Women’s limited participation in flood management can be attributed to various factors, including restrictive cultural norms, societal expectations, bias, and gender disparities prevalent in the region. Disputes over lands, flood damage, and water rights among intermarried families highlight the complex interplay of social relationships and gender. Promoting gender equality and including women can improve community expertise and mitigate floods’ adverse impacts on crops and communities.

Role of agricultural cooperatives

Agricultural cooperatives historically played a significant role in irrigation and farm management, especially in the former South Yemen. They managed canals, supplied tools, seeds, and funds, and received half of the harvest in return. The state supported agricultural cooperatives by providing funding for their operations.[55] However, after unification, their influence declined significantly, and the organizations became more symbolic. Cooperative markets are now rented out as event spaces, reflecting their diminished importance. Involvement in agricultural cooperatives is now limited in many farming communities, and many have transformed from providing services to operating purely as trade platforms.

Despite their limited reach, agricultural cooperatives have proven effective in managing flood risks. In Sana’a, they modernize irrigation and rainwater harvesting systems.[56] In Sharjan in Abyan, they maintain surface canals.[57] Some societies play an advisory role in the construction of gabions and groundwater canals. In Shibam in Hadramawt, the Rabah Society focuses on cleaning and restoring the valley watercourse and flood barriers before seasonal rains.[58] Involving agricultural cooperatives in flood prevention initiatives could contribute to more comprehensive flash flood management strategies.
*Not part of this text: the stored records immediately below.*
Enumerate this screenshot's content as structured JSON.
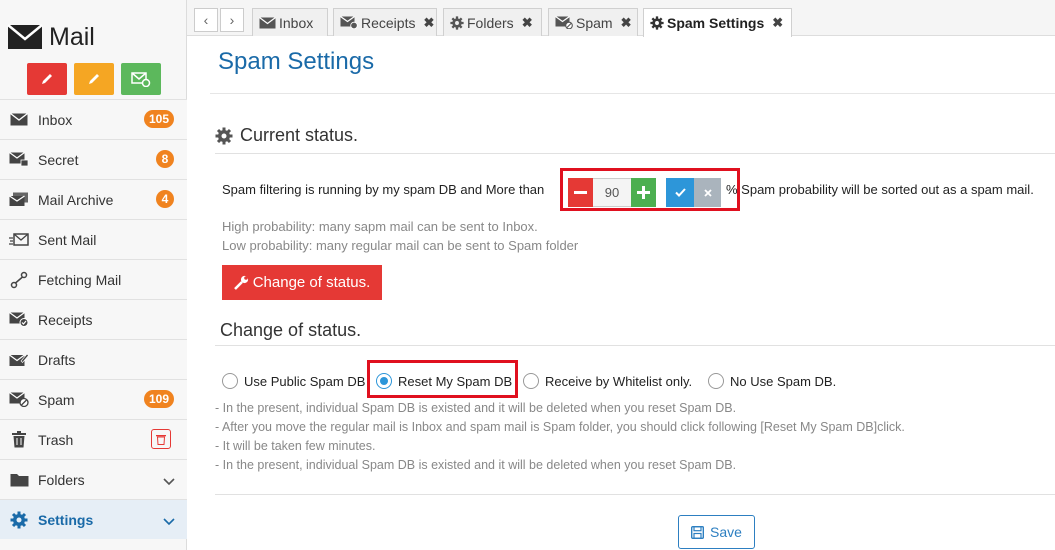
{
  "app": {
    "name": "Mail"
  },
  "sidebar": {
    "items": [
      {
        "label": "Inbox",
        "badge": "105"
      },
      {
        "label": "Secret",
        "badge": "8"
      },
      {
        "label": "Mail Archive",
        "badge": "4"
      },
      {
        "label": "Sent Mail"
      },
      {
        "label": "Fetching Mail"
      },
      {
        "label": "Receipts"
      },
      {
        "label": "Drafts"
      },
      {
        "label": "Spam",
        "badge": "109"
      },
      {
        "label": "Trash"
      },
      {
        "label": "Folders"
      },
      {
        "label": "Settings"
      }
    ]
  },
  "tabs": [
    {
      "label": "Inbox",
      "icon": "envelope-icon"
    },
    {
      "label": "Receipts",
      "icon": "envelope-check-icon"
    },
    {
      "label": "Folders",
      "icon": "gear-icon"
    },
    {
      "label": "Spam",
      "icon": "spam-icon"
    },
    {
      "label": "Spam Settings",
      "icon": "gear-icon",
      "active": true
    }
  ],
  "main": {
    "title": "Spam Settings",
    "current_status": {
      "heading": "Current status.",
      "text_before": "Spam filtering is running by my spam DB and More than",
      "text_after": "% Spam probability will be sorted out as a spam mail.",
      "threshold_value": "90",
      "hint_high": "High probability: many sapm mail can be sent to Inbox.",
      "hint_low": "Low probability: many regular mail can be sent to Spam folder",
      "change_button": "Change of status."
    },
    "change_status": {
      "heading": "Change of status.",
      "options": [
        {
          "label": "Use Public Spam DB",
          "checked": false
        },
        {
          "label": "Reset My Spam DB",
          "checked": true
        },
        {
          "label": "Receive by Whitelist only.",
          "checked": false
        },
        {
          "label": "No Use Spam DB.",
          "checked": false
        }
      ],
      "notes": [
        "- In the present, individual Spam DB is existed and it will be deleted when you reset Spam DB.",
        "- After you move the regular mail is Inbox and spam mail is Spam folder, you should click following [Reset My Spam DB]click.",
        "- It will be taken few minutes.",
        "- In the present, individual Spam DB is existed and it will be deleted when you reset Spam DB."
      ]
    },
    "save_label": "Save"
  },
  "colors": {
    "accent": "#1a6aa8",
    "danger": "#e53935",
    "badge": "#f0831f",
    "highlight_box": "#e0101f"
  }
}
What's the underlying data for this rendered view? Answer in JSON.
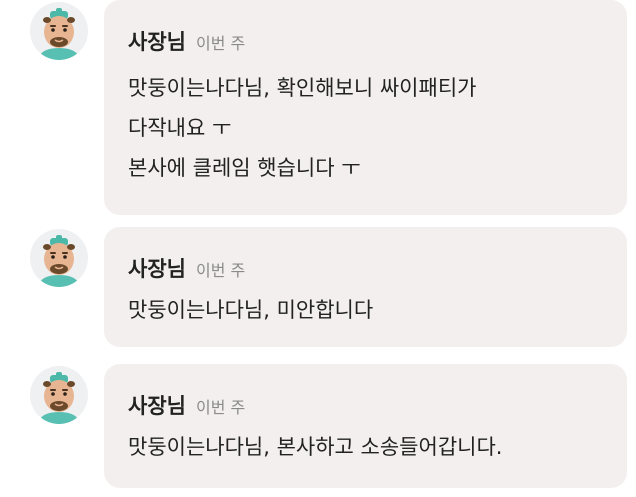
{
  "messages": [
    {
      "sender": "사장님",
      "time": "이번 주",
      "lines": [
        "맛둥이는나다님, 확인해보니 싸이패티가",
        "다작내요 ㅜ",
        "본사에 클레임 햇습니다 ㅜ"
      ]
    },
    {
      "sender": "사장님",
      "time": "이번 주",
      "lines": [
        "맛둥이는나다님, 미안합니다"
      ]
    },
    {
      "sender": "사장님",
      "time": "이번 주",
      "lines": [
        "맛둥이는나다님, 본사하고 소송들어갑니다."
      ]
    }
  ],
  "colors": {
    "bubble_bg": "#f3efee",
    "avatar_bg": "#eef0f1",
    "timestamp": "#8a8a8a",
    "text": "#222222"
  },
  "icons": {
    "avatar": "owner-character-avatar-icon"
  }
}
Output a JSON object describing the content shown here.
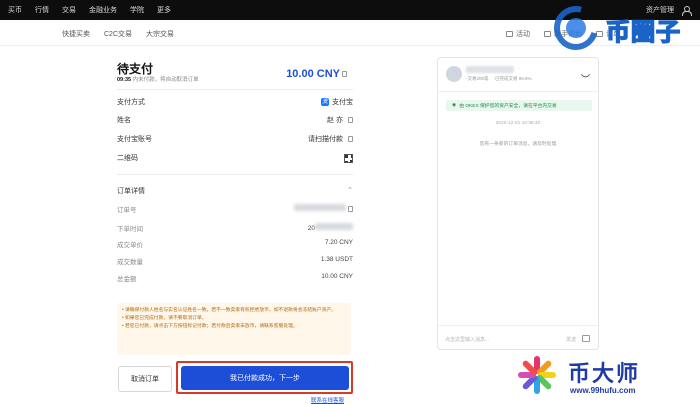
{
  "topnav": {
    "items": [
      "买币",
      "行情",
      "交易",
      "金融业务",
      "学院",
      "更多"
    ],
    "right_label": "资产管理"
  },
  "subnav": {
    "left": [
      "快捷买卖",
      "C2C交易",
      "大宗交易"
    ],
    "right": [
      "活动",
      "新手帮助",
      "订单"
    ]
  },
  "watermark_top": {
    "text": "币圈子",
    "color": "#1a64c8"
  },
  "order": {
    "status_title": "待支付",
    "countdown": "09:35",
    "countdown_suffix": "内未付款，将自动取消订单",
    "amount": "10.00 CNY",
    "rows": [
      {
        "label": "支付方式",
        "value": "支付宝"
      },
      {
        "label": "姓名",
        "value": "赵 亦"
      },
      {
        "label": "支付宝账号",
        "value": "请扫描付款"
      },
      {
        "label": "二维码",
        "value": ""
      }
    ],
    "details_title": "订单详情",
    "details": [
      {
        "label": "订单号",
        "value": ""
      },
      {
        "label": "下单时间",
        "value": "20"
      },
      {
        "label": "成交单价",
        "value": "7.20 CNY"
      },
      {
        "label": "成交数量",
        "value": "1.38 USDT"
      },
      {
        "label": "总金额",
        "value": "10.00 CNY"
      }
    ]
  },
  "notice": {
    "lines": [
      "• 请确保付款人姓名与实名认证姓名一致，若不一致卖家有权拒绝放币，如不退款将会冻结账户资产。",
      "• 如果您已完成付款，请不要取消订单。",
      "• 若您已付款，请点击下方按钮标记付款；若付款后卖家未放币，请联系客服处理。"
    ]
  },
  "buttons": {
    "cancel": "取消订单",
    "confirm": "我已付款成功，下一步",
    "contact": "联系在线客服"
  },
  "chat": {
    "nick_suffix": "·",
    "meta": [
      "·交易200笔",
      "·已完成交易 99.6%"
    ],
    "secure_text": "由 OKEX 保护您的资产安全，请在平台内交易",
    "timestamp": "2020-12-01 10:38:40",
    "system_msg": "您有一条新的订单消息，请及时处理",
    "input_placeholder": "点击这里输入消息...",
    "send_label": "发送"
  },
  "watermark_bottom": {
    "text": "币大师",
    "url": "www.99hufu.com",
    "color": "#1e3aa8"
  }
}
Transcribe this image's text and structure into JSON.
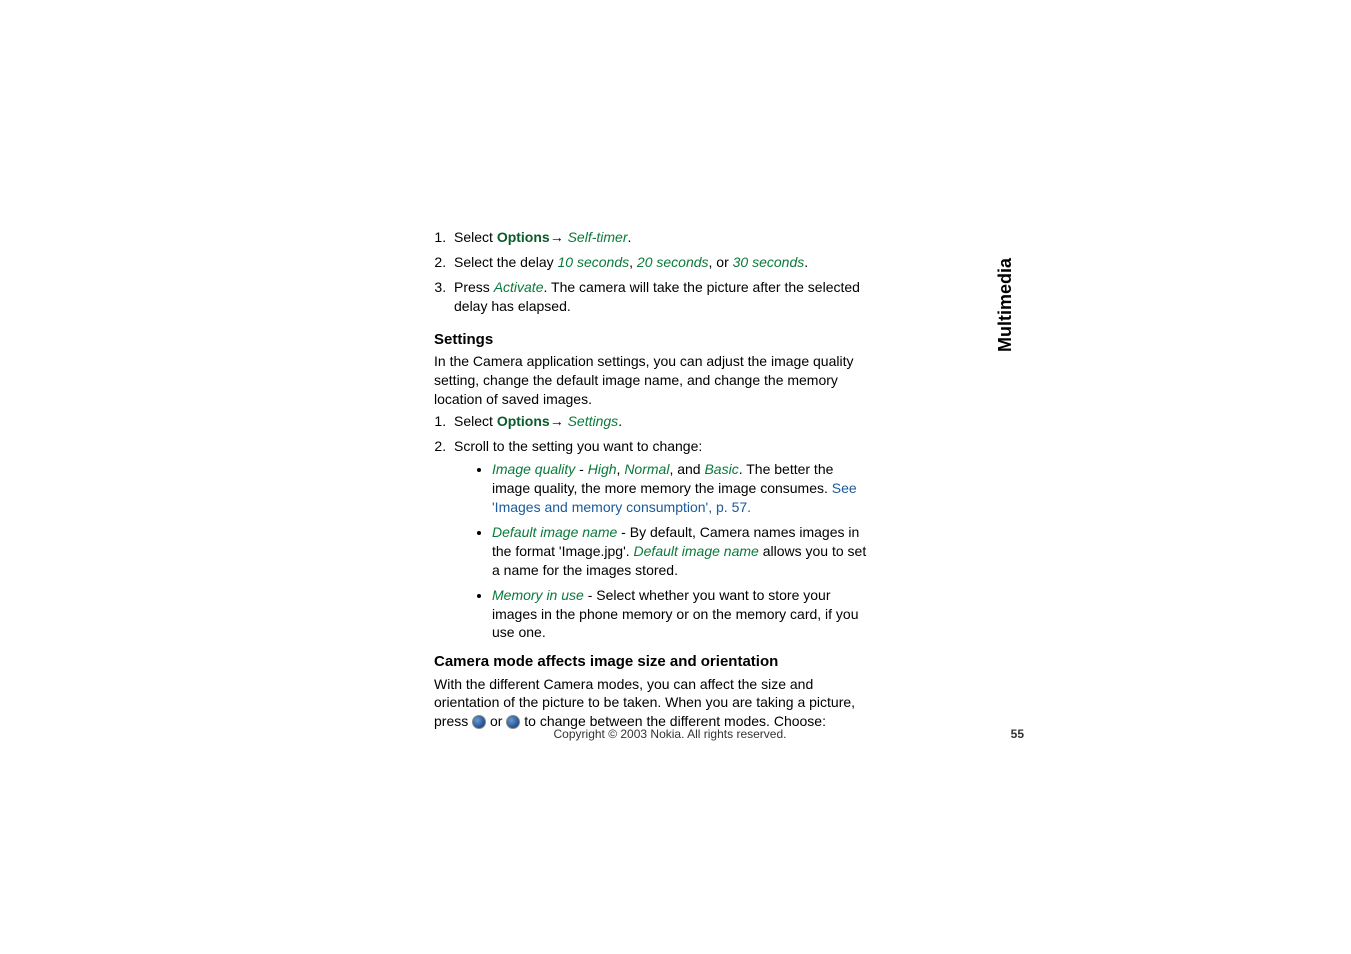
{
  "side_label": "Multimedia",
  "list1": {
    "item1_prefix": "Select ",
    "item1_options": "Options",
    "item1_arrow": "→",
    "item1_selftimer": " Self-timer",
    "item1_period": ".",
    "item2_prefix": "Select the delay  ",
    "item2_opt1": "10 seconds",
    "item2_comma1": ", ",
    "item2_opt2": "20 seconds",
    "item2_comma2": ", or ",
    "item2_opt3": "30 seconds",
    "item2_period": ".",
    "item3_prefix": "Press ",
    "item3_activate": "Activate",
    "item3_rest": ". The camera will take the picture after the selected delay has elapsed."
  },
  "settings": {
    "heading": "Settings",
    "intro": "In the Camera application settings, you can adjust the image quality setting, change the default image name, and change the memory location of saved images.",
    "step1_prefix": "Select ",
    "step1_options": "Options",
    "step1_arrow": "→",
    "step1_settings": " Settings",
    "step1_period": ".",
    "step2": "Scroll to the setting you want to change:",
    "bullet1_iq": "Image quality",
    "bullet1_dash": " - ",
    "bullet1_high": "High",
    "bullet1_c1": ", ",
    "bullet1_normal": "Normal",
    "bullet1_c2": ", and ",
    "bullet1_basic": "Basic",
    "bullet1_rest1": ". The better the image quality, the more memory the image consumes. ",
    "bullet1_link": "See 'Images and memory consumption', p. 57.",
    "bullet2_din": "Default image name",
    "bullet2_mid1": " - By default, Camera names images in the format 'Image.jpg'. ",
    "bullet2_din2": "Default image name",
    "bullet2_rest": " allows you to set a name for the images stored.",
    "bullet3_miu": "Memory in use",
    "bullet3_rest": " - Select whether you want to store your images in the phone memory or on the memory card, if you use one."
  },
  "camera_mode": {
    "heading": "Camera mode affects image size and orientation",
    "text1": "With the different Camera modes, you can affect the size and orientation of the picture to be taken. When you are taking a picture, press ",
    "or": " or ",
    "text2": " to change between the different modes. Choose:"
  },
  "footer": {
    "copyright": "Copyright © 2003 Nokia. All rights reserved.",
    "page_number": "55"
  }
}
Role of the private sector

The private sector works to mitigate flooding to protect its investment in Yemen’s agriculture sector. In Hadramawt, government authorities have compiled 20-30 years of data from flood monitoring stations. However, stations’ limited staff and limited distribution prevents comprehensive monitoring, analysis, and prediction. To address this gap, the private sector has provided additional stations, collecting and disseminating extreme weather bulletins. Private companies also partner with the Ministry of Agriculture to provide services, such as providing suitable climate monitoring equipment. These companies are already working in agriculture, and some produce honey or cultivate high-value plant oils extracted from jojoba, moringa, or frankincense trees.

One such company, Organic Yemen, has established climate monitoring stations and collects hydrological monitoring data. They work to develop partnerships with government agricultural institutions, such as the Agricultural Research Corporation and Meteorological Authority, which own monitoring stations that have collected historical data for 20-30 years. However, the number and coverage of these stations remains limited. By bridging data gaps and connecting farmers to vital information, such private initiatives can complement government efforts to manage the risks from flooding.

Role of non-governmental organizations

Local and international organizations play an important scientific and technical role in mitigating the impact of floods. They have also been involved in establishing early warning systems to enable timely responses to flooding. NGO initiatives include gabion installation to control erosion and manage water flow, canal maintenance, and flood impact reduction. Local NGOs produce reports on flood management and conduct outreach to educate communities on flood risks and possible solutions. International groups like the World Food Programme (WFP) and the Food and Agriculture Organization (FAO) rehabilitate flood-affected lands using their considerable resources, expertise, and financial support. The FAO supports the establishment of water user associations, but the effectiveness and continuity of these associations after funded projects end is unclear — they may serve only to resolve disputes. The German development bank KFW, through the Social Fund for Development, engages in cash-for-work programs, which provide temporary employment to help flood-stricken communities to recover and restart their agricultural activities. ACTED responds to emergencies and supports flood-affected communities.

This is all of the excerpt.